Ruling of the Day - Prickly Heat
On one of the hottest days of the year, Sergio Garcia did something that most did not want to do in the oppressive heat during the second round at The Open – wear his waterproof suit.
During play of the 14th hole, Garcia’s ball came to rest very close to a prickly gorse bush. It is not uncommon to find plants such as this, cacti or stinging nettles on a golf course and although unpleasant to touch, they are not of themselves a dangerous situation. Unpleasant lies are a common occurrence, which players must accept.
In order to avoid being scratched or hurt, there is no breach of the Rules if a player wraps a towel around his legs before making the stroke and then fairly takes his stance.
In order to avoid being scratched or hurt, there is no breach of the Rules if a player wraps a towel around his legs before making the stroke and then fairly takes his stance (Rule 13-2).

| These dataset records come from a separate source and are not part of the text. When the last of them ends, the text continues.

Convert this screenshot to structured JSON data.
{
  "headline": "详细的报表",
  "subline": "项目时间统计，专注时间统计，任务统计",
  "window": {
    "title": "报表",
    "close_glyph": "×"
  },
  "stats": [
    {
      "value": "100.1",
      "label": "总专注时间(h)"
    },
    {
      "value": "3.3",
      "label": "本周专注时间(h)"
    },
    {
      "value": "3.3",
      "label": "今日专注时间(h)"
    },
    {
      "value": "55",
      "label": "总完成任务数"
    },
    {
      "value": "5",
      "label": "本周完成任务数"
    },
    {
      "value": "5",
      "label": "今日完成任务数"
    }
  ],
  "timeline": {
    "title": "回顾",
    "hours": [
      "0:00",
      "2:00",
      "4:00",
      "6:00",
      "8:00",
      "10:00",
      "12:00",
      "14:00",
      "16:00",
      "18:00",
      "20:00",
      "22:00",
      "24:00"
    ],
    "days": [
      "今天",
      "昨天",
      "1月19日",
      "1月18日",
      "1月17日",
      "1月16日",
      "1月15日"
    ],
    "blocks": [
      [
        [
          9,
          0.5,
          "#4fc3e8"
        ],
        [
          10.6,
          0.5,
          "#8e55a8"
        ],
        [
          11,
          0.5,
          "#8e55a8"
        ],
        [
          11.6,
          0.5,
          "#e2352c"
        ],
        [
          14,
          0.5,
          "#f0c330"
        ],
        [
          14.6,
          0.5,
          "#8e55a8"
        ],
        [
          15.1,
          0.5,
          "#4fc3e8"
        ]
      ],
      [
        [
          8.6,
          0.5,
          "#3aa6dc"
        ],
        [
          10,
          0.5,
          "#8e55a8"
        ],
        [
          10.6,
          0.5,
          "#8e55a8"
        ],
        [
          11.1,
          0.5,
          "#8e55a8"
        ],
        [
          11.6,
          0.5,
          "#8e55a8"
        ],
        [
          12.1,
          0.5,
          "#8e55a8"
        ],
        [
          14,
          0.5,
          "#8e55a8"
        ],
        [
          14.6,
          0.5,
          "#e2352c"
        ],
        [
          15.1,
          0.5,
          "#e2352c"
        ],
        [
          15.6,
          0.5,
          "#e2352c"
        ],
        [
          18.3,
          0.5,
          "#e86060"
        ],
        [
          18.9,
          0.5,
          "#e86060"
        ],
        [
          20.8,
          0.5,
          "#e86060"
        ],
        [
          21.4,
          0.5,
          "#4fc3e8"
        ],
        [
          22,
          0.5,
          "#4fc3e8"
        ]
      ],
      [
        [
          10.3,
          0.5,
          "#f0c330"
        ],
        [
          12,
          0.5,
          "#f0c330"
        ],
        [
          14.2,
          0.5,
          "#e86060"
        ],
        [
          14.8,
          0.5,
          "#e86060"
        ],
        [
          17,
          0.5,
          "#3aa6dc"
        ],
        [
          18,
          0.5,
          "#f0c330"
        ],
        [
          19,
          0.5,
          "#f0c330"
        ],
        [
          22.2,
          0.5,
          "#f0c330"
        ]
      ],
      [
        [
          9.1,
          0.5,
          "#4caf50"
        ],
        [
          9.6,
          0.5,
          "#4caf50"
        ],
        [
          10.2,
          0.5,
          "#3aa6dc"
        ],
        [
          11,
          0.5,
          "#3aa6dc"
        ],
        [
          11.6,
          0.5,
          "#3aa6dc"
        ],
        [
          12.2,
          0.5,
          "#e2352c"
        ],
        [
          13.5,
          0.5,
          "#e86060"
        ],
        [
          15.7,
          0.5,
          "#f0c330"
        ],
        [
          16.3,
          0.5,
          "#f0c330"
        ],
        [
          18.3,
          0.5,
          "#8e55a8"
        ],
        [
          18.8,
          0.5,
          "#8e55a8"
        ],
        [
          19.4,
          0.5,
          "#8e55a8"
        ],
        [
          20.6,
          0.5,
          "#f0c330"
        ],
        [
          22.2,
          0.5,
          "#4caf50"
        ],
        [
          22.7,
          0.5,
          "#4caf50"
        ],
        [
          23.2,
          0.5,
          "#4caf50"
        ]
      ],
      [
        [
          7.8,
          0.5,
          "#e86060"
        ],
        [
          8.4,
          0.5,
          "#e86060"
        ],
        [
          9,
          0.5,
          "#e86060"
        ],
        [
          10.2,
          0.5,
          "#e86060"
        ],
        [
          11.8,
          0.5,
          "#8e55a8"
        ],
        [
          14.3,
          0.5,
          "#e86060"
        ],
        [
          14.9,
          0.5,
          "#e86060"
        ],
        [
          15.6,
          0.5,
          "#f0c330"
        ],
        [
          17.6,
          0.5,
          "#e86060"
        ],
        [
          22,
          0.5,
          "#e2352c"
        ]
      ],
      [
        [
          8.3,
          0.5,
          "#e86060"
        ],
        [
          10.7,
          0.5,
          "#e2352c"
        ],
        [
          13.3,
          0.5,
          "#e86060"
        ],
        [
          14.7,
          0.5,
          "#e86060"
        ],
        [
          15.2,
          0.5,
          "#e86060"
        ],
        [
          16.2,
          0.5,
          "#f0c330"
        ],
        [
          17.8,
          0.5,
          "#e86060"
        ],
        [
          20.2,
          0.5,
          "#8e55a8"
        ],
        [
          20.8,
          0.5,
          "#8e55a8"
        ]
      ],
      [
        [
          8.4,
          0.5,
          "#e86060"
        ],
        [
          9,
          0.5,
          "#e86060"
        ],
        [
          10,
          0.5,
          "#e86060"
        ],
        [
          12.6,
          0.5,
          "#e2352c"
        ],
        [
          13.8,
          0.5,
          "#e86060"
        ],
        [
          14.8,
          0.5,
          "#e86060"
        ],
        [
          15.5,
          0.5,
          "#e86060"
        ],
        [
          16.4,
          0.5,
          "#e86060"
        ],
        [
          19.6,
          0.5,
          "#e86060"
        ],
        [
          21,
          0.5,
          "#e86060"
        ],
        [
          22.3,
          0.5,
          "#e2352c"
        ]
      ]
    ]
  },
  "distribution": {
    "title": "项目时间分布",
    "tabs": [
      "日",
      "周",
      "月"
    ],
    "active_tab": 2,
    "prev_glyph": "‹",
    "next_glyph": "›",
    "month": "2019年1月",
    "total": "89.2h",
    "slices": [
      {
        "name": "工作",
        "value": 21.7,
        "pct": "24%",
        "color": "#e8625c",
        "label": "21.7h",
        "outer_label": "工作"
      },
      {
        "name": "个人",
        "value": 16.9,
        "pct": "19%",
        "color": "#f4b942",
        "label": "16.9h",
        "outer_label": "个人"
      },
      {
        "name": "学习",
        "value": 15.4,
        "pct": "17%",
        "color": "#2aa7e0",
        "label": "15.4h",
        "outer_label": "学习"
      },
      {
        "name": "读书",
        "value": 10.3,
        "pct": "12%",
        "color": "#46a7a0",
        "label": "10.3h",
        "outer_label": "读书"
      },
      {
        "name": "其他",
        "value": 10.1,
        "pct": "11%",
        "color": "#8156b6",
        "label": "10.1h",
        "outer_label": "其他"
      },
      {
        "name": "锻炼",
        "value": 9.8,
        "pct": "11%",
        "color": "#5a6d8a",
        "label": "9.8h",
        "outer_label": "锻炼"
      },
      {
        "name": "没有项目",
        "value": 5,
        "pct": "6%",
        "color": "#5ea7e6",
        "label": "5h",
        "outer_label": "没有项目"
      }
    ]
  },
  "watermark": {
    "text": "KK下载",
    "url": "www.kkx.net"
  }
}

However, placing a towel on or over the gorse before taking the stance to avoid being scratched by the prickly plant life would not be permissible. This would constitute a breach of Rule 1-2 for altering the physical conditions with the intent of affecting the playing of the hole.
In Garcia’s case, he decided instead to don his waterproof suit to get close into the gorse to play the stroke and in doing so, he managed to protect himself from the branches. After chipping out to the fairway, much to his relief, he was able to remove his waterproofs before finishing out the 14th for a bogey 5.